In the rings of the teeth, she and her team found barium, lead, and oxygen, which recorded each individual’s history of nursing, weaning, chemical exposure, and seasonal climate variation. As a tooth grows during fetal and childhood development, a new layer of trace elements is formed every day. Each “growth ring” pulls in the chemicals that circulate the body, and because the rings grow in layers, they reveal a chronological record of exposure.

The oxygen isotopes in the Neanderthal teeth revealed that these children lived through very cold winters and more extreme seasonal periods than the modern human child.

“What I find the most fascinating about this study is the amount of information we can derive about an individual’s life by analyzing what’s in their teeth,” co-author and Mount Sinai Icahn School of Medicine assistant professor Christine Austin, Ph.D., tells Inverse. “We were able to go back in time, 250,000 years, and pinpoint the seasons in which these individuals were born, nursed, and weaned, and when they got sick or were exposed to toxins like lead. That’s a lot of information from some very old teeth!”

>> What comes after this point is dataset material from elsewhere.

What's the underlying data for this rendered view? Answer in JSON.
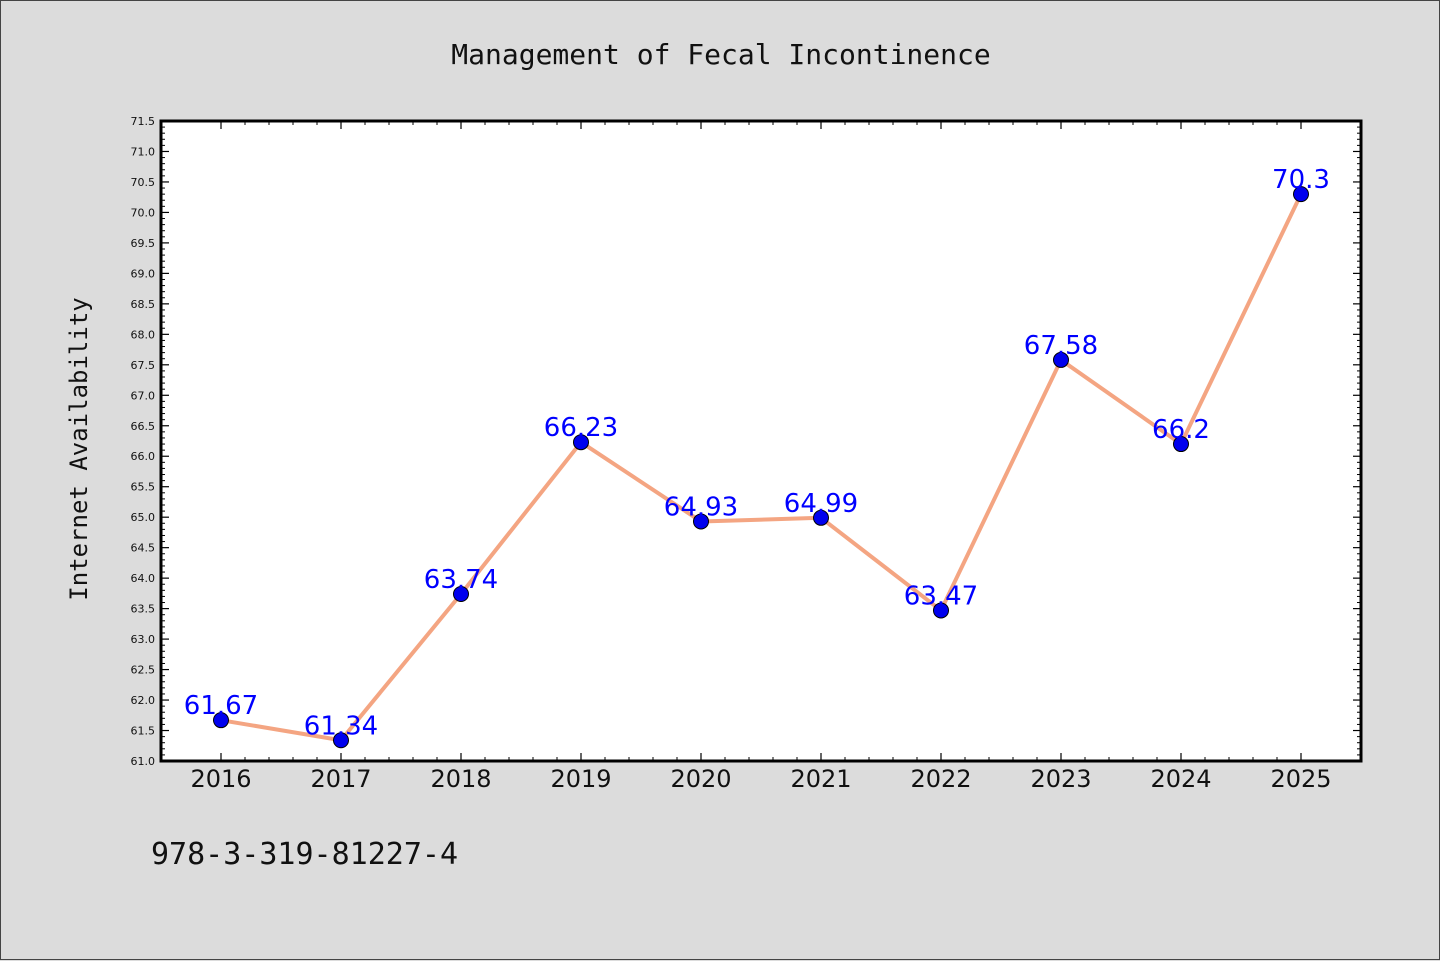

A 250,000- year old Neanderthal tooth yields an unprecedented record of the seasons of birth, nursing, illness, and lead exposure.

Tanya Smith

One set of the Neanderthal teeth also contained elevated barium, which is directly correlated to consumption of breast milk. It indicated that the child was born in spring and was nursed for about two and a half years. While this may seem like a long time — the World Health Organization that babies exclusively nurse for six months — traditional modern humans who live in hunter-gatherer environments also tend to nurse their children for the same amount of time. This breastfeeding time period, the scientists reason, is perhaps a link between living populations and Neanderthals.

What truly surprised the researchers was discovering that both Neanderthal children were exposed to lead, which has never been documented before in prehistoric samples. Traces of lead in the teeth demonstrate that these children were exposed to lead at least twice during the deep winter or early spring. There’s still some speculation to how these children became exposed to lead in a pre-Industrialized world, but the scientists do have some theories.

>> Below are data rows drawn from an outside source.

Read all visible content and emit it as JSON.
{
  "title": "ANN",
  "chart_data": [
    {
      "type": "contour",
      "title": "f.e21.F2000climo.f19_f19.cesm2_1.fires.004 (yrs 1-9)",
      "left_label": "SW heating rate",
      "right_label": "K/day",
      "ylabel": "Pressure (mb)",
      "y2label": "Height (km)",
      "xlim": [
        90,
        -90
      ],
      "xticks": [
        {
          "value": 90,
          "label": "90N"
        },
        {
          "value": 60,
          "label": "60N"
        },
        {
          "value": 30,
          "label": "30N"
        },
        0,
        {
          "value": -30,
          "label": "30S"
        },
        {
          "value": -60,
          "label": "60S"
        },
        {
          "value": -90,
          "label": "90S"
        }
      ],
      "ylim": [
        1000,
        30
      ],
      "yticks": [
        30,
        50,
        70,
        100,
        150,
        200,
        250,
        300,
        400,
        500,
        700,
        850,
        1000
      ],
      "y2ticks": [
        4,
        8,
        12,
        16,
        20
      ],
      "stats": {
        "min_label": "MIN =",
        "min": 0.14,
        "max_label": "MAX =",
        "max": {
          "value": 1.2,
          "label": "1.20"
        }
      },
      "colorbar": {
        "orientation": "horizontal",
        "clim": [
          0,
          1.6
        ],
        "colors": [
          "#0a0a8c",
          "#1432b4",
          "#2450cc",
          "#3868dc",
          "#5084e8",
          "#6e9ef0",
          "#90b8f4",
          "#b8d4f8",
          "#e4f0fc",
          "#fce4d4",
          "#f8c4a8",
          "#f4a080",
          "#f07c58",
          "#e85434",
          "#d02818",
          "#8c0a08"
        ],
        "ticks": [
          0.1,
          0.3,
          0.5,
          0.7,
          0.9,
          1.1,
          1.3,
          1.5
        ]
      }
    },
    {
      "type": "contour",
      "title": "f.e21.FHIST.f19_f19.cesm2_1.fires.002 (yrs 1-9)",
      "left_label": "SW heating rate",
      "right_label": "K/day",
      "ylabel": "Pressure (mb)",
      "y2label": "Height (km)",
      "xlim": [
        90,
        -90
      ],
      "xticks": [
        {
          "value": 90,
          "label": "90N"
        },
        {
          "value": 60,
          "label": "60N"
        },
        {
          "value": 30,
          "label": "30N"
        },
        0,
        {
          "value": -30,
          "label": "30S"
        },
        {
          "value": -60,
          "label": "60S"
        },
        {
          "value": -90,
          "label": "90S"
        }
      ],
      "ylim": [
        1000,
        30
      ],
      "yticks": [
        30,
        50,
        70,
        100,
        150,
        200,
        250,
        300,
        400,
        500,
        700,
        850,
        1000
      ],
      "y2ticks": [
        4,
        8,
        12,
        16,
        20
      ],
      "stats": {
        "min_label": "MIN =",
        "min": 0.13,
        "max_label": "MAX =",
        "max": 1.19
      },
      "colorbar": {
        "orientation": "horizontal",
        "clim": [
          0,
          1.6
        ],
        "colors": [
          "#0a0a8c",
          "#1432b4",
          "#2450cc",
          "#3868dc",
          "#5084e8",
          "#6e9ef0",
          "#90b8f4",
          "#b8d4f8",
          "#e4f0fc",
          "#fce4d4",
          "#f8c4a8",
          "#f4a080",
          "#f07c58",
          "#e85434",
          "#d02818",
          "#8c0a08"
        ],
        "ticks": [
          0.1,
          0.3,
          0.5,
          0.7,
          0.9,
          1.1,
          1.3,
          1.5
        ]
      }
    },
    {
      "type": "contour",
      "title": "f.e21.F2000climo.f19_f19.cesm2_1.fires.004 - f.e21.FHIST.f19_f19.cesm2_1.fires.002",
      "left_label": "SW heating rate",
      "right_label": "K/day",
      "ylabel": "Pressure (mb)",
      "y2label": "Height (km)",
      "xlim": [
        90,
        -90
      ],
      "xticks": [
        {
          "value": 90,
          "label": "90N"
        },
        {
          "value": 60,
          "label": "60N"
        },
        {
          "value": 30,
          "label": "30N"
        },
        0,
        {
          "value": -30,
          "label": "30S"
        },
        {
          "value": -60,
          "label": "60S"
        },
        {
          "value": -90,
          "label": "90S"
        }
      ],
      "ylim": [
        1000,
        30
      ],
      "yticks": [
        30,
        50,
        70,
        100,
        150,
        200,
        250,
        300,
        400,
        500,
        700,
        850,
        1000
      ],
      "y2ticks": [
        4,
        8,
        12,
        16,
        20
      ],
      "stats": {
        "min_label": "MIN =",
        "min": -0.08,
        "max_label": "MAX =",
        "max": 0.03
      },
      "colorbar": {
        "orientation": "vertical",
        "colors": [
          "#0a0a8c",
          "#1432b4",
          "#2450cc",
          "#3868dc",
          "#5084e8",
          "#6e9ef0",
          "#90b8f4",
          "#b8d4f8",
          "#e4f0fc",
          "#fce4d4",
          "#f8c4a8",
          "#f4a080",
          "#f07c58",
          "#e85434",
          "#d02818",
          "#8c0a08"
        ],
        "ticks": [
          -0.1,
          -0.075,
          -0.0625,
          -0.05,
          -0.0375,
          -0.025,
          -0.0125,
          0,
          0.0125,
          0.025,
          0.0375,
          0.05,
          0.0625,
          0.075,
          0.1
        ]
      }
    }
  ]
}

“Lead mines are relatively close to the area where these teeth were found, so it’s likely there was a small amount of lead in the food and water these individuals ingested throughout their time there,” Austin explains. “The intense, short duration exposures we saw could be due to another source specific to the cooler seasons, such as to fires that contained lead containing wood or other materials.”

This handful of teeth paints a picture of what it meant to be a Neanderthal child, living in a harsh environmental world where the overarching rule was adapt or die. Seasonal stressors live on in the teeth of those ancient humans, little clues about our relatives huddled in the cold.

“I continue to marvel at the details on nutrition, stress, and weaning we can glean from fossil hominin teeth,” Bailey says. “The finding of lead was particularly surprising and I hope we can follow up with additional studies to explore this in other individuals.”